Consider the vector of $n$ Ito processes
$$ d \mathbf{X}_t = \mathbf{\mu}(\mathbf{X}_t,t)dt + \Sigma(\mathbf{X}_t,t)d\mathbf{W}_t $$
where $\mathbf{\mu} \in \mathbb{R}^n$ and $\Sigma \in \mathbb{R}^{n \times n}$. Let $f$ be a twice continuously differentiable real-valued function of $n$ real variables, so $f: \mathbb{R}^n \to \mathbb{R}$. Ito's lemma in multiple dimensions tells us $$ df(\mathbf{X}) = \sum_{i=1}^n \frac{\partial f}{\partial x_i}(\mathbf{X}_t)dX_t^i + \frac{1}{2} \sum_{i,j=1}^n \frac{\partial^2 f}{\partial x_i \partial x_j}(\mathbf{X}_t)dX_t^i dX_t^j. $$ The quantity $df \in \mathbb{R}$, like $f$.
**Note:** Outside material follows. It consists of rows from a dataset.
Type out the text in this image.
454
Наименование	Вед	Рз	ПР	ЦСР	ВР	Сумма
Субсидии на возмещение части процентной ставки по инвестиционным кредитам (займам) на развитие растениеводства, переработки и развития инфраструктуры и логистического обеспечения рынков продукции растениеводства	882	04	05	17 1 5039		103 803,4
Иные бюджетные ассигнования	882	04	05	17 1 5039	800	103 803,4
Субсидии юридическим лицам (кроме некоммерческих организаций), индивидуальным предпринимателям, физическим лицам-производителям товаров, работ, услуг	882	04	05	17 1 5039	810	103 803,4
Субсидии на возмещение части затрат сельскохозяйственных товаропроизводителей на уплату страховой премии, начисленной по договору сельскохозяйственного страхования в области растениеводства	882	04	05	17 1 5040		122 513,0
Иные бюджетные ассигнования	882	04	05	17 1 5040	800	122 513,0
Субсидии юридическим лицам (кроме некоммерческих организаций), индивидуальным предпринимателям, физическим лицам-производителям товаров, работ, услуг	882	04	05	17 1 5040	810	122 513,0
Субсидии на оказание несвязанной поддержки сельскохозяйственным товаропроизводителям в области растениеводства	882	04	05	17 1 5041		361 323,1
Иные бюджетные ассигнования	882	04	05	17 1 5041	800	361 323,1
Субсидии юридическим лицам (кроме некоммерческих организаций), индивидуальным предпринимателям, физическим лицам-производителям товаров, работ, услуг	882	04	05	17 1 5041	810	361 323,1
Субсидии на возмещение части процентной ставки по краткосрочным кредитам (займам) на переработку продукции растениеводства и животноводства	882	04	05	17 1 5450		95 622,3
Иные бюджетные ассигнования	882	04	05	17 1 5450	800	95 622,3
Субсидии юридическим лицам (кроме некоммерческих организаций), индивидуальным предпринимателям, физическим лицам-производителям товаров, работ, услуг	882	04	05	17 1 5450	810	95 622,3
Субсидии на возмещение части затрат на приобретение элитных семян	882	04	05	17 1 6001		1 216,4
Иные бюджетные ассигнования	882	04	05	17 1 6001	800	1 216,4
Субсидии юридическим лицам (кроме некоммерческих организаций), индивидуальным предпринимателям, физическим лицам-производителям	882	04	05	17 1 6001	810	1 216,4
Now, what about vector-values $f$? E.g. with $\mathbf{X_t}$ as above, let $dS_t = \mu(S_t,t)dt + \sigma(S_t,t)dW_t$ and set $f(\mathbf{x},s) = \frac{\mathbf{x}}{s} = (\frac{x_1}{s}, \ldots, \frac{x_n}{s})^T$. This would come up when discounting a vector of assets by a numeraire. Now $f: \mathbb{R}^{n+1} \to \mathbb{R}^n$, so it seems to make sense that the differential $df \in \mathbb{R}^n$, too, but I can't see to find such a statement. How should one handle such a differential?